Avant 2018, rien n’était organisé spécifiquement pour les jeunes adultes, adolescents et enfants. Le peu de mesures concernant la pédopsychiatrie était dilué dans le « Plan psychiatrie et santé mentale » qui concernait l’ensemble de la population française.

Une nouvelle feuille de route, « Santé mentale et psychiatrie », adoptée en 2018 change la donne et offre une route mieux tracée, mieux définie, afin d’améliorer l’accès aux soins pédopsychiatrique, sans pour autant que les objectifs soient quantifiés, ni que la date limite de réalisation et les mesures à mettre en place soient fixées.

Une prise en charge de la santé mentale partielle et inégale sur le territoire

À ce jour, entre 750 000 et 850 000 enfants et adolescents bénéficient de soins pédopsychiatriques par les personnels de santé, notamment dans les centres médico-psychologiques infanto-juvéniles (CMP-IJ).
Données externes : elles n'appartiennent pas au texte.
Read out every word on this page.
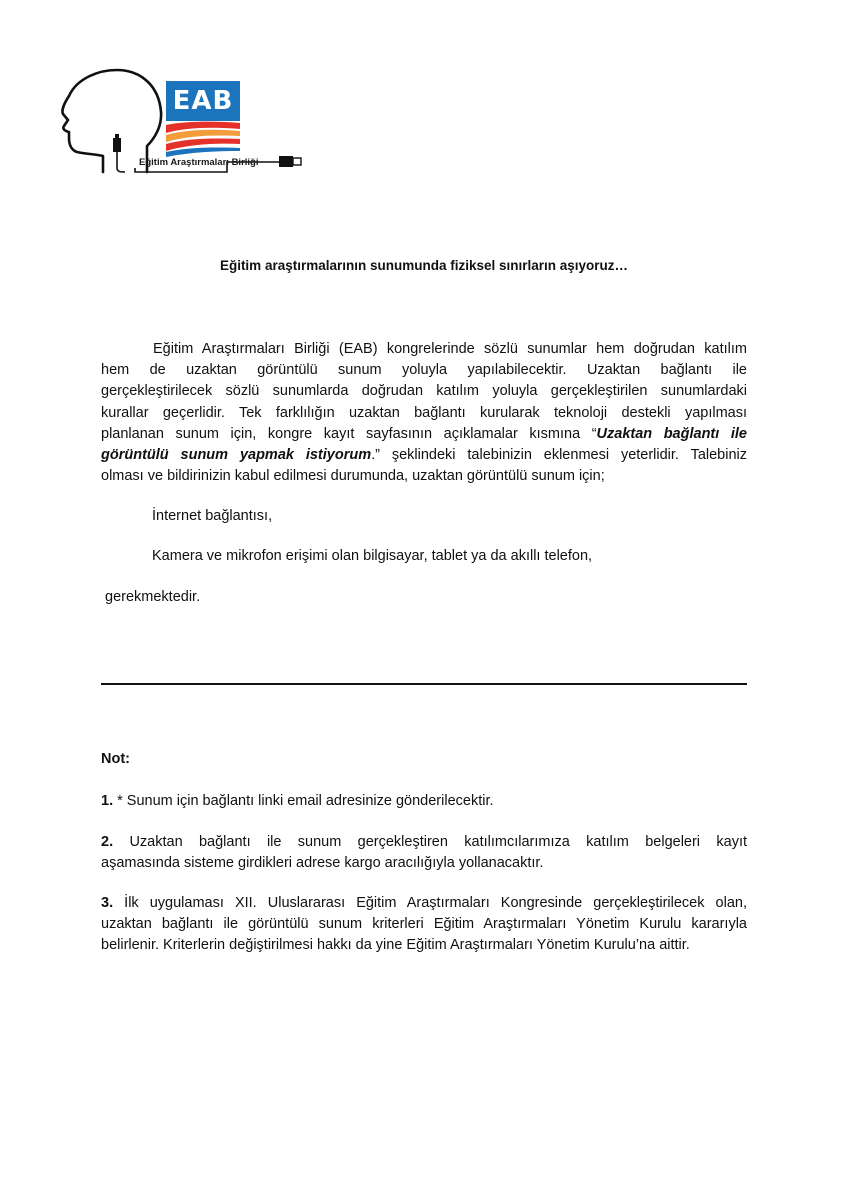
EAB
Eğitim Araştırmaları Birliği
Eğitim araştırmalarının sunumunda fiziksel sınırların aşıyoruz…
Eğitim Araştırmaları Birliği (EAB) kongrelerinde sözlü sunumlar hem doğrudan katılım
hem de uzaktan görüntülü sunum yoluyla yapılabilecektir. Uzaktan bağlantı ile
gerçekleştirilecek sözlü sunumlarda doğrudan katılım yoluyla gerçekleştirilen sunumlardaki
kurallar geçerlidir. Tek farklılığın uzaktan bağlantı kurularak teknoloji destekli yapılması
planlanan sunum için, kongre kayıt sayfasının açıklamalar kısmına “Uzaktan bağlantı ile
görüntülü sunum yapmak istiyorum.” şeklindeki talebinizin eklenmesi yeterlidir. Talebiniz
olması ve bildirinizin kabul edilmesi durumunda, uzaktan görüntülü sunum için;
İnternet bağlantısı,
Kamera ve mikrofon erişimi olan bilgisayar, tablet ya da akıllı telefon,
gerekmektedir.
Not:
1. * Sunum için bağlantı linki email adresinize gönderilecektir.
2. Uzaktan bağlantı ile sunum gerçekleştiren katılımcılarımıza katılım belgeleri kayıt
aşamasında sisteme girdikleri adrese kargo aracılığıyla yollanacaktır.
3. İlk uygulaması XII. Uluslararası Eğitim Araştırmaları Kongresinde gerçekleştirilecek olan,
uzaktan bağlantı ile görüntülü sunum kriterleri Eğitim Araştırmaları Yönetim Kurulu kararıyla
belirlenir. Kriterlerin değiştirilmesi hakkı da yine Eğitim Araştırmaları Yönetim Kurulu’na aittir.
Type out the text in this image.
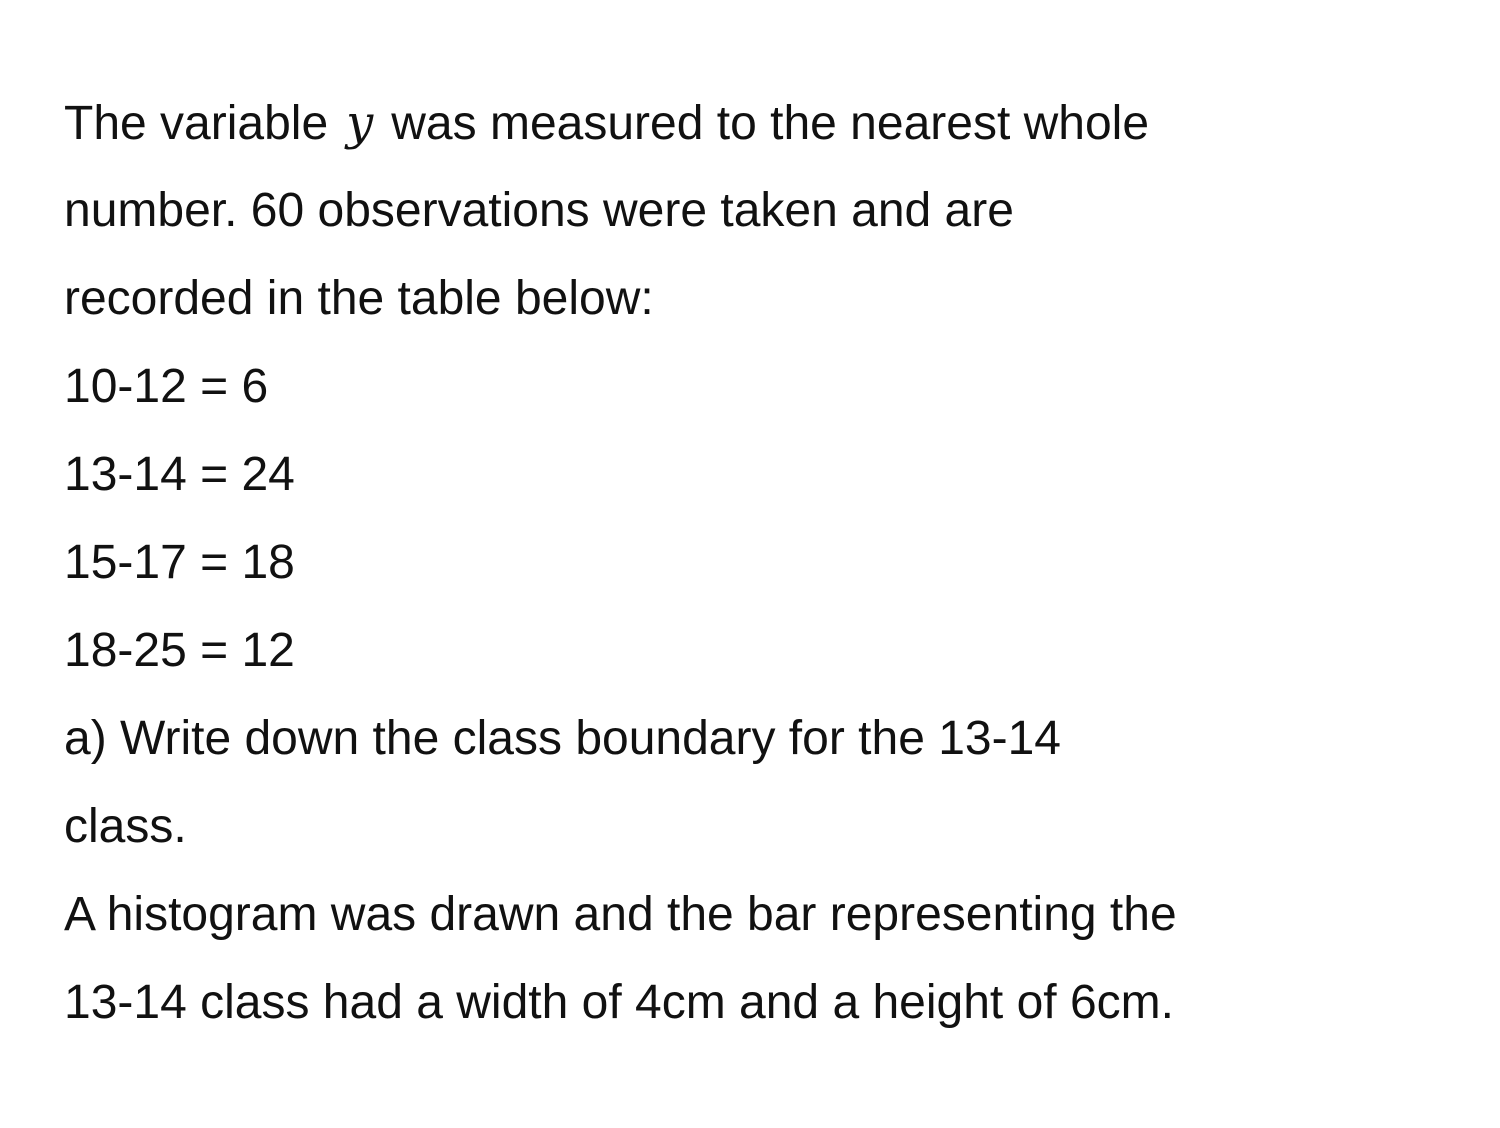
The variable y was measured to the nearest whole
number. 60 observations were taken and are
recorded in the table below:
10-12 = 6
13-14 = 24
15-17 = 18
18-25 = 12
a) Write down the class boundary for the 13-14
class.
A histogram was drawn and the bar representing the
13-14 class had a width of 4cm and a height of 6cm.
Mais ce que constate la Cour des comptes, c’est que l’offre est inadaptée aux besoins des enfants et des adolescents, « l’état actuel de l’organisation des soins, et en particulier dans les centres médico-psychologiques infanto-juvéniles (CMP-IJ), une partie des patients suivis ne souffrent que de troubles légers, au détriment de la prise en charge d’enfants souffrant de troubles plus sévères », menant un engorgement de ces services spécialisés.

La saturation des CMP-IJ est en partie due à une première ligne de reconnaissance des troubles, médecins généralistes et pédiatres, peu sensibilisée et/ou formée à la pédopsychiatrie. À cela s’ajoute un manque criant de nouveaux pédopsychiatres. Entre 2010 et 2022, le territoire a connu une baisse de 34% de professionnels de la santé mentale des enfants.

Un manque flagrant de moyens selon la Cour des Comptes

Malgré des efforts de l’État depuis 2018 dans le développement de l’offre de soins pédopsychiatrique, notamment via l’adoption de la feuille de route sur la santé mentale, les résultats restent en demi-teinte. Le financement de la pédopsychiatrie ne prend aujourd’hui pas en compte les évolutions de l’activité sur le territoire français et sont peu adaptés aux établissements de soins.

Pour renverser la tendance, la Cour des Comptes appelle à revaloriser les parcours hospitalo-universitaires et à soutenir la recherche et l’enseignement sur la santé mentale des enfants. Redonner de l’attractivité aux métiers des soins est indispensable pour le bien-être des individus, et donc de la société, et cela passe par des investissements plus conséquents, mais nécessaires dans la pédopsychiatrie.